Thursday, May 30, 2013

IRS-Related Scam Targets Students

Young adults enrolled in colleges are being approached by tax scammers and fooled into giving up their identification information.  Most college students feel they are pretty familiar with scams and don’t think they could be caught off guard, but this scam is working on many.   The IRS has identified thousands of bogus refund claims in the past few weeks.

Scammers contact students and tell them they are eligible for the American Opportunity Tax Credit, which will get them a refund check of up to $1,000.  They offer to file all of the necessary documents if the student pays them $500 up front.  The lure of an extra $500 appears to be attractive enough to escape the radar of even scam-savvy students.  Unfortunately, they instead come to find out they have lost the $500 for good and will not receive a check from the IRS.  Many of these students have never filed a tax return and think it would be easier to have someone else handle it for them.  Thus, they get pulled into the scam.  

If you know a college student, be sure to warn him or her to be aware of and avoid this particular scam.  While it is possible that some students are eligible for the American Opportunity Tax Credit, they should use a reputable tax preparer to assist them, and be sure to check the company’s credentials with the Better Business Bureau. 

You can always give FlemmerAssociates, LLP a call.  We’ll be happy to see whether you are eligible for the tax credit and prepare the filings for you. 

Monday, May 27, 2013

Paying Back the First-Time Home Buyer Credit

Those taxpayers who purchased their first home in 2008 and claimed the First-Time Home Buyer Credit, are required to pay the credit back in 15 equal annual installments. Despite the name, during 2008 the credit was more like a no-interest loan than a true credit, and payments should have begun on your 2010 tax return. If you haven’t begun the payback yet, you need to consult with a tax professional to ensure you get started with your payments as soon as possible.

If you purchased your home after 2008, you are not required to pay back the credit unless you sold the home or stopped using it as your primary residence within 36 months of the purchase. In this scenario, as well as the same scenario for homes bought in 2008, you will be required to repay the entire credit on the following tax return. 

To show the annual repayment on your return, use line 59b on form 1040. For the one-time complete repayment, because you no longer use the home as your primary residence, use form 5405 Repayment of the First-Time Homebuyer Credit and attach it to your return.
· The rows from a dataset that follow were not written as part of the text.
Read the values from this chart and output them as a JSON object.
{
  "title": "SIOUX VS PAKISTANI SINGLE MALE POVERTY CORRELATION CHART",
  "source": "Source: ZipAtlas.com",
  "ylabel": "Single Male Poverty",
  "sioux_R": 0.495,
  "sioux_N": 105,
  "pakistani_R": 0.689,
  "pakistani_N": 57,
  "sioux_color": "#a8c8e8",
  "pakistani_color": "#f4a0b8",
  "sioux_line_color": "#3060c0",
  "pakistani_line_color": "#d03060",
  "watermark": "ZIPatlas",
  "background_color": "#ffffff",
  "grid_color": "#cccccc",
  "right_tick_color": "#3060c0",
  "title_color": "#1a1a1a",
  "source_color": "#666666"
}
The IRS even has a tool to help you determine the correct information for reporting the repayment. Find it online at http://www.irs.gov/Individuals/First-Time-Homebuyer-Credit-Account-Look-up. You will need to provide your social security number, date of birth and address in order to utilize this tool. If the credit was claimed on a joint return, you will also need to look up your spouse’s share of the credit because the IRS assumed each spouse claimed half of the credit.

The online tool will provide you with the original amount of the credit, the annual repayment amounts, the total amount paid thus far and the balance still remaining. Print the page to assist your tax preparer in completing your returns, making sure to keep a copy for your personal records.